70. The method as defined by claim 67, in which the immunoassay is an ELISA assay.

71. The method as defined by claim 69, in which the expression of the gene is determined by measuring the amount of corresponding mRNA.

72. An in vitro method for determining an individual's susceptibility to developing an inflammatory skin disease having a neurogenic component, which comprises comparing the expression or the activity of the PACAP signaling pathway proteins, the expression of its gene or the activity of at least one of its promoters, in a biological sample from an individual, relative to a biological sample from a control individual.

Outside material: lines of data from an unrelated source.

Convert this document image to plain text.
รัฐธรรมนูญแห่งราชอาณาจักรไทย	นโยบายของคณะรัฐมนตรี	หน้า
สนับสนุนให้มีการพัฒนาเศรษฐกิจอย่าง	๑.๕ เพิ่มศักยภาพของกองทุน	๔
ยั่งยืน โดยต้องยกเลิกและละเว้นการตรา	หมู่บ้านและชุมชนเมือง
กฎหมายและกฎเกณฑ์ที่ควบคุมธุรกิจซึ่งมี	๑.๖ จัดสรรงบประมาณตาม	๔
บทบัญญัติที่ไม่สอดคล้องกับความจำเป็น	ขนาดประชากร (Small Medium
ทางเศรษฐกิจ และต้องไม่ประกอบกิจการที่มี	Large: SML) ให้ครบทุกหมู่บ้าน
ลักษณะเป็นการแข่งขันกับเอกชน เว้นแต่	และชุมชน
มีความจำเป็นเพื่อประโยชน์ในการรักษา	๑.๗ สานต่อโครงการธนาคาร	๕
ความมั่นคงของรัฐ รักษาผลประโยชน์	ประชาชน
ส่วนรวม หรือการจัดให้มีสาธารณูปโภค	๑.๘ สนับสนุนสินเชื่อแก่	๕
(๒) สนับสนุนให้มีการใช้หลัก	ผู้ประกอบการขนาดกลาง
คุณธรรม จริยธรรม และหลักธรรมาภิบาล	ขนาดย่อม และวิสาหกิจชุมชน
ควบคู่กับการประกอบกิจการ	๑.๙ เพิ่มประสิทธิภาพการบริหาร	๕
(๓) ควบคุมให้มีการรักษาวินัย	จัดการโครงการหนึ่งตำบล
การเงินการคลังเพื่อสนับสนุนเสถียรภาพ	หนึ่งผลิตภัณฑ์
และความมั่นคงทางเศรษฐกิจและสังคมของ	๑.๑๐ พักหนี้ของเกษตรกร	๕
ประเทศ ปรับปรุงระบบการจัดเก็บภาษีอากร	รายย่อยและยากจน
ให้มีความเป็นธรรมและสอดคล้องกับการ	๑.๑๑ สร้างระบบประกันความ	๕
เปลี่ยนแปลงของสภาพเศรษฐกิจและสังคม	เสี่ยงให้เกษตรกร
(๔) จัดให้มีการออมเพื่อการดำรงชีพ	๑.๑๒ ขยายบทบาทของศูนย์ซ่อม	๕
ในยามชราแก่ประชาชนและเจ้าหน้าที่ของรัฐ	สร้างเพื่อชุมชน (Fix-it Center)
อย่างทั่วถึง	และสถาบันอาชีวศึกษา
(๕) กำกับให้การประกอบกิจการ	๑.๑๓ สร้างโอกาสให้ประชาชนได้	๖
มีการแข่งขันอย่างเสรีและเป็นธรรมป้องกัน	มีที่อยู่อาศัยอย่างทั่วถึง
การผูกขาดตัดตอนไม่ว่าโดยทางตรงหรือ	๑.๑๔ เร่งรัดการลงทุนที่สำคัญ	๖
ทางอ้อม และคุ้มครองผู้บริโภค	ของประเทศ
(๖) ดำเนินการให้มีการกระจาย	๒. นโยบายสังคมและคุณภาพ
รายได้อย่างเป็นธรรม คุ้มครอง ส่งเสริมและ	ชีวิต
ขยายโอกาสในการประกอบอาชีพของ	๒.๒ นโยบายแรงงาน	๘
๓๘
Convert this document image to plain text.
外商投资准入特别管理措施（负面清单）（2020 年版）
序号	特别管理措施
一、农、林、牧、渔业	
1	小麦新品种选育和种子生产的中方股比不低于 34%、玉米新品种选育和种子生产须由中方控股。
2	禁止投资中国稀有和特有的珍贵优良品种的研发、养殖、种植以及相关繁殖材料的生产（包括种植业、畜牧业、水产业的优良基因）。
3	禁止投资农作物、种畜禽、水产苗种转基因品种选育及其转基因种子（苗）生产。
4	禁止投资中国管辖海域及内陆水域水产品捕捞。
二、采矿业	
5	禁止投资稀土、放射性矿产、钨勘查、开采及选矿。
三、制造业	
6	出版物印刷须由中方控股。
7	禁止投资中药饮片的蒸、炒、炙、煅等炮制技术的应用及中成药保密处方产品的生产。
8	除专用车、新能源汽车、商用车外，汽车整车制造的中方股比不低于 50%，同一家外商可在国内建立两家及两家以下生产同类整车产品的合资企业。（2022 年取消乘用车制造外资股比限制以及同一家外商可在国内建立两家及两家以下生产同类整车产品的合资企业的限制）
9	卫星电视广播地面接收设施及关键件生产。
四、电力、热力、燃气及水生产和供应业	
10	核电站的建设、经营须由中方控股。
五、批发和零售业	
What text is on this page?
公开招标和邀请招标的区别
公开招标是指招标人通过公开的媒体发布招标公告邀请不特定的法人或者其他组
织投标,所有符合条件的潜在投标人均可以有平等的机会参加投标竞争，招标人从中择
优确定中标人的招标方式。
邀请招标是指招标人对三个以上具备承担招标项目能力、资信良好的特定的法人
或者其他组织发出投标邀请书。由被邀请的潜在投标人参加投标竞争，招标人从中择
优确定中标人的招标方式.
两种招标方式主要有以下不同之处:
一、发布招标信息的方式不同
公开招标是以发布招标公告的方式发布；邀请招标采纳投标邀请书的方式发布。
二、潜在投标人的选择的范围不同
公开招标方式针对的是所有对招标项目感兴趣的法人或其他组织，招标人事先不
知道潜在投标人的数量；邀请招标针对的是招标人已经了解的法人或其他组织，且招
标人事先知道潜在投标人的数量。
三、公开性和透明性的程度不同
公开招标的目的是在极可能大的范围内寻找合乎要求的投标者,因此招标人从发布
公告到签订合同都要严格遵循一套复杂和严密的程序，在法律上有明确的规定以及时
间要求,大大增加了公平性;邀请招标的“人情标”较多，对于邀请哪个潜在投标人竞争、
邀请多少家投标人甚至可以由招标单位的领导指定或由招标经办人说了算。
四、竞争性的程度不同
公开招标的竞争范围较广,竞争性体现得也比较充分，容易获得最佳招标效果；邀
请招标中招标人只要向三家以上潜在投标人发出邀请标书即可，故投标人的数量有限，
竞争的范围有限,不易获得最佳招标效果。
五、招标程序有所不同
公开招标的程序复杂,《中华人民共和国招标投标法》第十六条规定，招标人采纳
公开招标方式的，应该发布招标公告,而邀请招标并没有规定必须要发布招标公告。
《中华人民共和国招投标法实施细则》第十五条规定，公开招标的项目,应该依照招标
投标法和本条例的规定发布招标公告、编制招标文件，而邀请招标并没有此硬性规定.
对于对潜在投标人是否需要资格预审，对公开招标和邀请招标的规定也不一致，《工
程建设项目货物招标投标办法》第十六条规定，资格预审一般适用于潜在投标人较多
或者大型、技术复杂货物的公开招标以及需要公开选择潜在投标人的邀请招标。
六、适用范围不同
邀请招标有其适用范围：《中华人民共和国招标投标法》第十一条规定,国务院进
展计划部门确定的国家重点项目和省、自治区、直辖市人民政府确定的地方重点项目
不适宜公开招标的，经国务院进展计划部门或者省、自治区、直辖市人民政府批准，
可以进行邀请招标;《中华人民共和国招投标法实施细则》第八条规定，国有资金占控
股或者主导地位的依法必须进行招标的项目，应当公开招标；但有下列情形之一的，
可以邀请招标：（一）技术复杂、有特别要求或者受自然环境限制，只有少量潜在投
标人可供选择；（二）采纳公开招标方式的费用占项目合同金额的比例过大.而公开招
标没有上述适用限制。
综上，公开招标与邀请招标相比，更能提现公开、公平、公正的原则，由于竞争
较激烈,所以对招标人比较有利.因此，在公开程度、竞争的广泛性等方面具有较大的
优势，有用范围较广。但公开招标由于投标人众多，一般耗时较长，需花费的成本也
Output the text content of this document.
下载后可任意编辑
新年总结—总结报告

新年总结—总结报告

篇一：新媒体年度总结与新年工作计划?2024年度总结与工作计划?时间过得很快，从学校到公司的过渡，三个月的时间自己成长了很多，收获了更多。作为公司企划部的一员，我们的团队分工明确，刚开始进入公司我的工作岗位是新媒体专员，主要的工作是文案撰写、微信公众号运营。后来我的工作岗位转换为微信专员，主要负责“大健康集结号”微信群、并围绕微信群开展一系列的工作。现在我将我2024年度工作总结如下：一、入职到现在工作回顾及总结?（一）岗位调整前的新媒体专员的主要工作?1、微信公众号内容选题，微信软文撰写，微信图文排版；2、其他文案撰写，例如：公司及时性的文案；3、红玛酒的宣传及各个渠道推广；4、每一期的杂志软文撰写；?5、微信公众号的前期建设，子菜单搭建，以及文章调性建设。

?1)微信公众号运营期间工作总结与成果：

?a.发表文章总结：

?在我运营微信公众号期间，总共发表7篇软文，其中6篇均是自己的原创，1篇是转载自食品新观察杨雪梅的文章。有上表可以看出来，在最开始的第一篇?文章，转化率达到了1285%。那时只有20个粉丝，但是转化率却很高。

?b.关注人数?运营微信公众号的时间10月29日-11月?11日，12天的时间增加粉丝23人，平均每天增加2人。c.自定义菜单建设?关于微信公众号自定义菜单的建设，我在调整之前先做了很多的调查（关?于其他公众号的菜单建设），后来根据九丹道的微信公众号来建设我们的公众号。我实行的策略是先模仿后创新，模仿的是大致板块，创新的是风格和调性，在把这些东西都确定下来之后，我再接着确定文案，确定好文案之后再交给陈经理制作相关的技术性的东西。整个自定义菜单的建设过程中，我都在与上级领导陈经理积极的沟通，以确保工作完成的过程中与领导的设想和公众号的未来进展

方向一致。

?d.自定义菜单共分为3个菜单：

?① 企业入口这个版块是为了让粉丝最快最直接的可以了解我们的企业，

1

73. The method as defined by claim 72, wherein said inflammatory skin disease is selected from the group consisting of acne, rosacea, facial erythema, urticaria, atopic dermatitis, keloid and hypertrophic scars.

74. The method as defined by claim 72, in which the expression of the protein is determined by assaying this protein by immunoassay.

75. The method as defined by claim 72, in which the immunoassay is an ELISA assay or a radioimmunoassay.

76. The method as defined by claim 72, in which the expression of the gene is determined by measuring the amount of corresponding mRNA.